The UV-Vis absorption spectra of gold nanoparticle dispersions were determined by spectrophotometer Evolution 300 Thermo Science. Deionized water was used as a reference sample. The morphology and the size of the GNPs were determined by JEM-2100 LaB6 (JEOL Ltd., Japan). The samples for TEM imaging were prepared as the solution of GNPs was deposited on a copper grid. Sample preparation for AFM imaging involved a deposition of GNPs’ solution on freshly cleaved mica. Freshly cleaved quadratic mica sheets (Structure Probe Inc./SPI Supplies, West Chester, PA, USA) with sizes 10 x 10 mm glued to the metal pads were used for the deposition of nanoparticle solution. AFM imaging was performed on the NanoScope V system (Bruker Ltd, Germany) operating in tapping mode in air at room temperature. We used silicon cantilevers (Tap300Al-G, Budget Sensors, Innovative solutions Ltd, Bulgaria) with 30 nm thick aluminum reflex coating. According to the producer’s data sheet the cantilever spring constant was in the range of 1.5 to 15 N/m and the resonance frequency was 150 ± 75 kHz. The tip radius was less than 10 nm. The scan rate was set at 1 Hz and the images were captured in the height mode with 512 × 512 pixels in a JEPG format. Subsequently, all the images were flattened by means of the Nanoscope software. The same software was used for section analysis and particle size.

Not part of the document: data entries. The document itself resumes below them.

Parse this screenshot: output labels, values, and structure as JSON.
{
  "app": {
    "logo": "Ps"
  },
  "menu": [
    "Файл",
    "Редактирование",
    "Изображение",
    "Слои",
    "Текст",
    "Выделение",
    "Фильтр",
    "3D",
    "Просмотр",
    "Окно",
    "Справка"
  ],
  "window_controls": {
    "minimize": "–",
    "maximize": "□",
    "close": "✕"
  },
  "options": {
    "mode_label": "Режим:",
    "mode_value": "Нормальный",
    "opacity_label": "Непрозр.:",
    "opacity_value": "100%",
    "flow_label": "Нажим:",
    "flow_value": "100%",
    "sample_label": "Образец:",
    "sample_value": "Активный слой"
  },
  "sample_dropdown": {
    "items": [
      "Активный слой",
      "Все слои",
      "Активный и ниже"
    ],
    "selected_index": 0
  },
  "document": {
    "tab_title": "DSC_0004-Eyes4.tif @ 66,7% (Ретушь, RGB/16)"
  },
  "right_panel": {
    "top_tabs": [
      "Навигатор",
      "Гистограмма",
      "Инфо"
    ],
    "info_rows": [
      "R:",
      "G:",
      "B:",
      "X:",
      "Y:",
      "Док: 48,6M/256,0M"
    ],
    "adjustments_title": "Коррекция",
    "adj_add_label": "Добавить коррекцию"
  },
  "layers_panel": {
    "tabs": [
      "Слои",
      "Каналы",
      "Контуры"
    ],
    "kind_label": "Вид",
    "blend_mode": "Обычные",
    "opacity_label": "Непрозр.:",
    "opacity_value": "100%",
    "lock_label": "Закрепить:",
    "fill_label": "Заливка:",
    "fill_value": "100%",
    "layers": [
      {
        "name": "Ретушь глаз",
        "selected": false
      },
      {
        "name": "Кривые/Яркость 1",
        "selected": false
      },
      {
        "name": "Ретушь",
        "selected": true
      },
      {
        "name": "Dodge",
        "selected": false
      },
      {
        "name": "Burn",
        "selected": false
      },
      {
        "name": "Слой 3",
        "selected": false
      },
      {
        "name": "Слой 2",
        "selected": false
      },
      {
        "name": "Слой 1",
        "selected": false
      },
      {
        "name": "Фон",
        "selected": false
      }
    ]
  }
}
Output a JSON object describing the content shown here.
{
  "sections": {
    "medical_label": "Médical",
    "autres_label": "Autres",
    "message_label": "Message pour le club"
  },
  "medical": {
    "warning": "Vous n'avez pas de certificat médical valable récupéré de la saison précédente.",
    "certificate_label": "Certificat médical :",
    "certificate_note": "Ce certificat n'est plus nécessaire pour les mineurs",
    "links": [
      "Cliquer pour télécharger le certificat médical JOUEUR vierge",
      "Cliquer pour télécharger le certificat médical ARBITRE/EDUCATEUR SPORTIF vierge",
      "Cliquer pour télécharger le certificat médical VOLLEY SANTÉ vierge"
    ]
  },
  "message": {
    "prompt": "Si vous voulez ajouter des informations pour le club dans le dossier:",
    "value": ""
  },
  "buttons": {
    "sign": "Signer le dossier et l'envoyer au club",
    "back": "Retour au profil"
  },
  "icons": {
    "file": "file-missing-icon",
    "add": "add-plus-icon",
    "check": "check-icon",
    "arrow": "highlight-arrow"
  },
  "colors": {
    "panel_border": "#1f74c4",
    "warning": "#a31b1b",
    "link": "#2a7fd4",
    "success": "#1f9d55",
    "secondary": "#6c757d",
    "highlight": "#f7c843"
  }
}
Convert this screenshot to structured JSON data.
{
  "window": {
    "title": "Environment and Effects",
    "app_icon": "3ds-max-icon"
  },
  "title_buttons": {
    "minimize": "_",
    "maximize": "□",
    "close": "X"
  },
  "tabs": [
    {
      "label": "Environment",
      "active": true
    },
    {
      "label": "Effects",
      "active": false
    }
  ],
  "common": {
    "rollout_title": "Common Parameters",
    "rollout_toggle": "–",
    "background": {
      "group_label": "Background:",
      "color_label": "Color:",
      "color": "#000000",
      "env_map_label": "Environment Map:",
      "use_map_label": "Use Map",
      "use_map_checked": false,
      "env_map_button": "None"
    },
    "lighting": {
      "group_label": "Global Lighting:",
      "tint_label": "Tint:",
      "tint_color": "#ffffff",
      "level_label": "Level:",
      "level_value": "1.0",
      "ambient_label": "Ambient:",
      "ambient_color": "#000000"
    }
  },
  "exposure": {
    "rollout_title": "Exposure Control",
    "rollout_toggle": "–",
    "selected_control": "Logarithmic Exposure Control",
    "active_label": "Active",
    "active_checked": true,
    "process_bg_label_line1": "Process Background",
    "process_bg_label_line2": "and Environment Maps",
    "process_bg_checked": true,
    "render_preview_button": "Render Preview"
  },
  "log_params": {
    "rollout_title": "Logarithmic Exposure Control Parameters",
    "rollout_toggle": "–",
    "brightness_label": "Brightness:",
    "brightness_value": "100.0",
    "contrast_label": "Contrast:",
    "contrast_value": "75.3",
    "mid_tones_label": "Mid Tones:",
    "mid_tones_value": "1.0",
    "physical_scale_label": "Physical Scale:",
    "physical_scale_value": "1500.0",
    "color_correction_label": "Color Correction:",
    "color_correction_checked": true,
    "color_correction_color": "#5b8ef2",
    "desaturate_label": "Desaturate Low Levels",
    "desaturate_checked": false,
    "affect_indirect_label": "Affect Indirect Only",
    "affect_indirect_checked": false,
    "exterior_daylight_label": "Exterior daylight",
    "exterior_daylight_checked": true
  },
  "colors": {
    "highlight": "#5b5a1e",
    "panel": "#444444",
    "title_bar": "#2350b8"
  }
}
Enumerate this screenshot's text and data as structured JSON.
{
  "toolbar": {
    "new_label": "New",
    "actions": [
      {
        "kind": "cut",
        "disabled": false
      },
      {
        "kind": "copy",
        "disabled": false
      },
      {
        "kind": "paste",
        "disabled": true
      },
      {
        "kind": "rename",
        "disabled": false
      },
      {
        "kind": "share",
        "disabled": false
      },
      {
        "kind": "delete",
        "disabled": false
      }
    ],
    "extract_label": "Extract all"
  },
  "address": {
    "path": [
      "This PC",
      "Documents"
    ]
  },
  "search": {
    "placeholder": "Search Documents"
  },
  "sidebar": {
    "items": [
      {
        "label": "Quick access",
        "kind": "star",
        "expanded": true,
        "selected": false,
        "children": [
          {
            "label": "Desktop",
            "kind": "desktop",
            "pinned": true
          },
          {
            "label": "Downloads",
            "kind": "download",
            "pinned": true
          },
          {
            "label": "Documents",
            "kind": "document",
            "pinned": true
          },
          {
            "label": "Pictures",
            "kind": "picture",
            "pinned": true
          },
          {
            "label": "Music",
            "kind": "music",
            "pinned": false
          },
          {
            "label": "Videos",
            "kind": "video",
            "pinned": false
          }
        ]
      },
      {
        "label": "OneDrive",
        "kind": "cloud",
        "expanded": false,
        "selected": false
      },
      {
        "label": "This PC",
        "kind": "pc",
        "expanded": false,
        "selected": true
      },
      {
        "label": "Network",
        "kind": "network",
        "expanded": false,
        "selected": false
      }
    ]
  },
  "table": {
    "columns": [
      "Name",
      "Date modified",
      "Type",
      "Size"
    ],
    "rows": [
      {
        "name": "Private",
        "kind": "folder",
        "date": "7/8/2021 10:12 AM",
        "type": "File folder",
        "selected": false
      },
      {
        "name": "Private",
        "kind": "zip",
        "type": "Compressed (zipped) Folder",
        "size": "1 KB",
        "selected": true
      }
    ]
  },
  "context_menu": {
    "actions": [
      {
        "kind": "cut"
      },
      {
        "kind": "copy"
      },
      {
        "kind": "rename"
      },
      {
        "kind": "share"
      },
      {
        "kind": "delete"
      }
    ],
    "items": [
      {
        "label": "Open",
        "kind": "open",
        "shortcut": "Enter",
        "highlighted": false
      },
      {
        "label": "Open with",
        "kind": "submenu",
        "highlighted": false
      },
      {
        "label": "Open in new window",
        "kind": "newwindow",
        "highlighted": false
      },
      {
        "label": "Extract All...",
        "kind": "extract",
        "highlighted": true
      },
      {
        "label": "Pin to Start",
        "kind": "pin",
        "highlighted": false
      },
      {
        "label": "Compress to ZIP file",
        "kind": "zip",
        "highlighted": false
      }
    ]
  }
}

The BSA or GNPs/BSA monolayers were spread on water subphase at a maximum available trough’s area of 476 cm2. The commercially available Langmuir film balance KSV 2200 (Finland) was used. The monolayers were formed by spreading of BSA or GNPs/BSA from aqueous solution at the water interface by Hamilton microsyringe. After spreading, the surface pressure fluctuated around the values of 0.1 mNm-1. Ten minutes after spreading, the monolayer was compressed with constant velocity Ub = 50 cm2min-1. The isotherms measured at these conditions were well reproducible. The monolayers were transfer to mica solid supports by Langmuir – Blodgett (LB) deposition vertically. The freshly cleaved mica sheet was immersed in the subphase before the spreading of BSA or GNPs/BSA. The monolayers were compressed at a constant speed of 1 Å2/molecule/ min to a final surface pressure of 15 mNm-1 and 10 mNm-1 for the BSA and GNPs/BSA monolayers, respectively. After 30 min of waiting time, the mica plate was pulled out of the subphase with the transferring rate of 5 mm/min. The transfer ratio coefficient was close to 1. Prior to imaging, the LB films were extensively dried out with a mild flow of nitrogen gas for about 5 min.

Results and discussion

To study the process of the GNPs’ functionalization as a first prerequisite step has to be measured the plasmon absorption spectra of the GNPs before and after their functionalization and to be traced any eventual spectral shifts and changes of the picks’ intensity. Because the absorption maximum of the GNPs with diameter of 20 nm lays at about 520 nm, GNPs’ spectrum can be used as reference for an assessment of their size. As a typical example, at Fig. 2 are presented UV-Vis absorption spectrum of the GNPs synthesized by Turkevich method (the curve at Fig. 2, labeled AuNPs), i.e. before their functionalization with BSA. The GNPs’ diameter determined from TEM and AFM images (data not shown) is about 20 nm and their spectrum has an intense absorption maximum at about 520 nm due to the surface plasmon resonance.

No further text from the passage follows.